Nell’attesa che si pronunci il capo dello Stato sull’esito delle consultazioni, la Cosa rossa già si prepara alle elezioni anticipate. Modulo di gioco: a quattro gambe (Sd, Verdi, Prc, Pdci), almeno per ora. Simbolo: quello senza falce e martello che, dopo essere stato derubricato a «segno grafico» per mesi, è ora prossimo all’ufficialità (con più di una resistenza da parte del Pdci). E parte pure la ricerca del candidato premier.
I movimenti pre-elettorali ruotano tutti attorno alle implicazioni della corsa solitaria annunciata da Veltroni. La posizione di Rifondazione è speculare a quella del Pd, con cui si sta consumando, in queste ore, una separazione consensuale: nessun accordo né programmatico né di coalizione, ma solo qualche forma di intesa (se possibile) per limitare i danni. Dice il capogruppo al Senato Russo Spena: «Siamo pronti ad andare da soli con la sinistra unita anche se questa legge elettorale obbligherebbe a fare coalizioni. Ciò non toglie che, dopo le elezioni, si possano fare accordi su alcuni punti programmatici in Parlamento».
Il “balliamo da soli” di Rifondazione, dicono a via del Policlinico, ha comunque un carattere strategico. È il punto di arrivo del dialogo tra Bertinotti e Veltroni che mirava – seppur con una nuova legge elettorale – proprio a dividere i propri destini. Con l’obiettivo, per il Prc, di uscire dal bipolarismo coatto e riacquistare margini di manovra, anche (e soprattutto) in caso di opposizione. Ora però, tecnicamente, il quadro si complica. La separazione politica avviene infatti con in campo una legge pensata su misura per agevolare le coalizioni. In ogni caso, dicono a Rifondazione, bisogna fare di necessità virtù e tentare la corsa solitaria. A testimoniare come il Prc si stia attrezzando davvero, è partito anche il totopremier, ovvero la ricerca di colui che dovrebbe avere il difficile compito di fronteggiare Veltroni e Berlusconi. Il candidato naturale, Fausto Bertinotti (per ora) non si è pronunciato e i suoi (per ora) neanche ne parlano. Circola l’ipotesi, assai gradita ai Verdi e a una parte di Rifondazione, del costituzionalista Stefano Rodotà: una figura di alto profilo, e fuori dai partiti, che darebbe il senso della novità. Ma siamo ancora nel campo delle possibilità.

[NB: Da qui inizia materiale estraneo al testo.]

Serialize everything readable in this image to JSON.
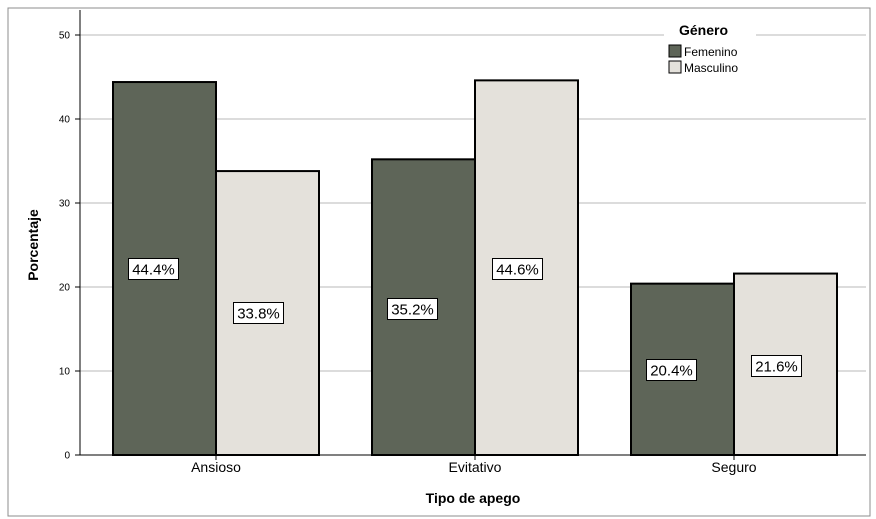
{
  "chart_data": {
    "type": "bar",
    "xlabel": "Tipo de apego",
    "ylabel": "Porcentaje",
    "categories": [
      "Ansioso",
      "Evitativo",
      "Seguro"
    ],
    "ylim": [
      0,
      50
    ],
    "yticks": [
      0,
      10,
      20,
      30,
      40,
      50
    ],
    "grid": true,
    "legend": {
      "title": "Género",
      "placement": "top-right"
    },
    "series": [
      {
        "name": "Femenino",
        "values": [
          44.4,
          35.2,
          20.4
        ],
        "labels": [
          "44.4%",
          "35.2%",
          "20.4%"
        ],
        "color": "#5e6558"
      },
      {
        "name": "Masculino",
        "values": [
          33.8,
          44.6,
          21.6
        ],
        "labels": [
          "33.8%",
          "44.6%",
          "21.6%"
        ],
        "color": "#e4e1db"
      }
    ]
  }
}
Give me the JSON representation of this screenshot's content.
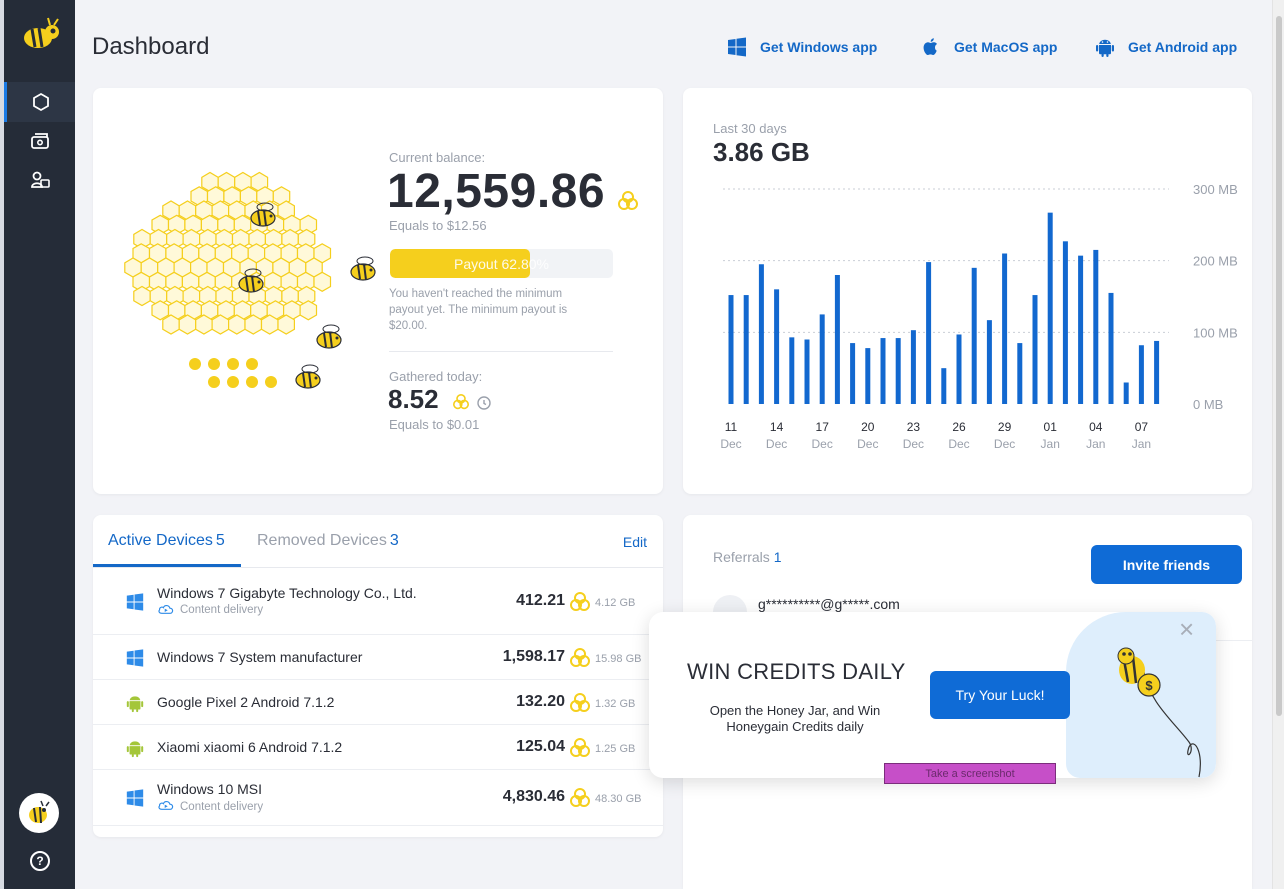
{
  "page": {
    "title": "Dashboard"
  },
  "header": {
    "windows_link": "Get Windows app",
    "macos_link": "Get MacOS app",
    "android_link": "Get Android app"
  },
  "balance": {
    "current_label": "Current balance:",
    "current_value": "12,559.86",
    "equals": "Equals to $12.56",
    "payout_label": "Payout 62.80%",
    "payout_progress": 0.628,
    "note": "You haven't reached the minimum payout yet. The minimum payout is $20.00.",
    "gathered_label": "Gathered today:",
    "gathered_value": "8.52",
    "gathered_equals": "Equals to $0.01"
  },
  "chart_data": {
    "type": "bar",
    "title": "Last 30 days",
    "total": "3.86 GB",
    "ylim": [
      0,
      300
    ],
    "y_ticks": [
      "300 MB",
      "200 MB",
      "100 MB",
      "0 MB"
    ],
    "x_ticks": [
      {
        "day": "11",
        "month": "Dec",
        "index": 0
      },
      {
        "day": "14",
        "month": "Dec",
        "index": 3
      },
      {
        "day": "17",
        "month": "Dec",
        "index": 6
      },
      {
        "day": "20",
        "month": "Dec",
        "index": 9
      },
      {
        "day": "23",
        "month": "Dec",
        "index": 12
      },
      {
        "day": "26",
        "month": "Dec",
        "index": 15
      },
      {
        "day": "29",
        "month": "Dec",
        "index": 18
      },
      {
        "day": "01",
        "month": "Jan",
        "index": 21
      },
      {
        "day": "04",
        "month": "Jan",
        "index": 24
      },
      {
        "day": "07",
        "month": "Jan",
        "index": 27
      }
    ],
    "values": [
      152,
      152,
      195,
      160,
      93,
      90,
      125,
      180,
      85,
      78,
      92,
      92,
      103,
      198,
      50,
      97,
      190,
      117,
      210,
      85,
      152,
      267,
      227,
      207,
      215,
      155,
      30,
      82,
      88
    ],
    "color": "#1268cf"
  },
  "devices": {
    "active_label": "Active Devices",
    "active_count": "5",
    "removed_label": "Removed Devices",
    "removed_count": "3",
    "edit_label": "Edit",
    "items": [
      {
        "name": "Windows 7 Gigabyte Technology Co., Ltd.",
        "sub": "Content delivery",
        "value": "412.21",
        "size": "4.12 GB",
        "icon": "windows-icon"
      },
      {
        "name": "Windows 7 System manufacturer",
        "sub": "",
        "value": "1,598.17",
        "size": "15.98 GB",
        "icon": "windows-icon"
      },
      {
        "name": "Google Pixel 2 Android 7.1.2",
        "sub": "",
        "value": "132.20",
        "size": "1.32 GB",
        "icon": "android-icon"
      },
      {
        "name": "Xiaomi xiaomi 6 Android 7.1.2",
        "sub": "",
        "value": "125.04",
        "size": "1.25 GB",
        "icon": "android-icon"
      },
      {
        "name": "Windows 10 MSI",
        "sub": "Content delivery",
        "value": "4,830.46",
        "size": "48.30 GB",
        "icon": "windows-icon"
      }
    ]
  },
  "referrals": {
    "label": "Referrals",
    "count": "1",
    "invite_label": "Invite friends",
    "email": "g**********@g*****.com"
  },
  "popup": {
    "title": "WIN CREDITS DAILY",
    "text": "Open the Honey Jar, and Win Honeygain Credits daily",
    "button": "Try Your Luck!",
    "close": "×"
  },
  "screenshot_tag": "Take a screenshot",
  "colors": {
    "accent": "#1468c7",
    "sidebar": "#252c38",
    "honey": "#f5cf1d"
  }
}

Sul fronte interno, il “partito dell’andiamo da soli” rimette assieme componenti che hanno vissuto negli ultimi tempi più di qualche tensione: i bertinottiani puri (con la subordinata: purché si faccia la Cosa rossa) e le aree più malpanciste, come quella di Ferrero (con la subordinata: è indifferente se si faccia o meno la Cosa rossa). Ed è proprio sul soggetto «unitario e plurale» che la partita elettorale porta ad una accelerazione, costringendo, di fatto, i partiti a presentare liste comuni, pur senza sciogliersi. Su questo punto i rapporti con Diliberto, che alla falce e martello proprio non vuole rinunciare, registrano i minimi storici.
Eppure, nelle pieghe dei dettagli tecnici, si annida qualche problema politico. In queste ore il dossier Porcellum, nella parte che riguarda il capitolo alleanze, è aperto su tutti i tavoli della Cosa rossa. Col Porcellum, infatti, non è possibile fare accordi in singole regioni, dicono a Rifondazione. E non è neppure possibile, se si corre da soli alla Camera, andare in coalizione al Senato. Tradotto: se si presenta un candidato premier alla Camera è obbligatorio presentarlo anche al Senato. Soluzione? L’unica forma di accordo possibile è la desistenza. Dice Russo Spena: «La desistenza non contribuisce alla chiarezza delle posizioni. Ma una formula per evitare lo sfondamento delle destre al Senato va trovata».
E gli alleati? I Verdi, nella direzione svoltasi lo scorso fine settimana, hanno rotto ogni indugio sulla Sinistra arcobaleno, ma hanno pure ribadito che il nuovo soggetto, per loro, dovrebbe essere alleato col Pd. Sostiene Paolo Cento: «Dobbiamo lavorare per una nuova alleanza che sia diversa dalla vecchia Unione. Penso a una coalizione che tenga assieme tre soggetti: il Pd, l’area laica e socialista e la sinistra arcobaleno». Anche per Sd un accordo col Pd è più che auspicabile, ma l’asse tra Mussi e Giordano, dicono gli ex ds, reggerà qualunque sia lo scenario. Afferma Carlo Leoni: «Un nuovo centrosinistra si può fare solo se c’è una convergenza programmatica tra Pd e Sinistra arcobaleno». Per ora ognuno corre da solo.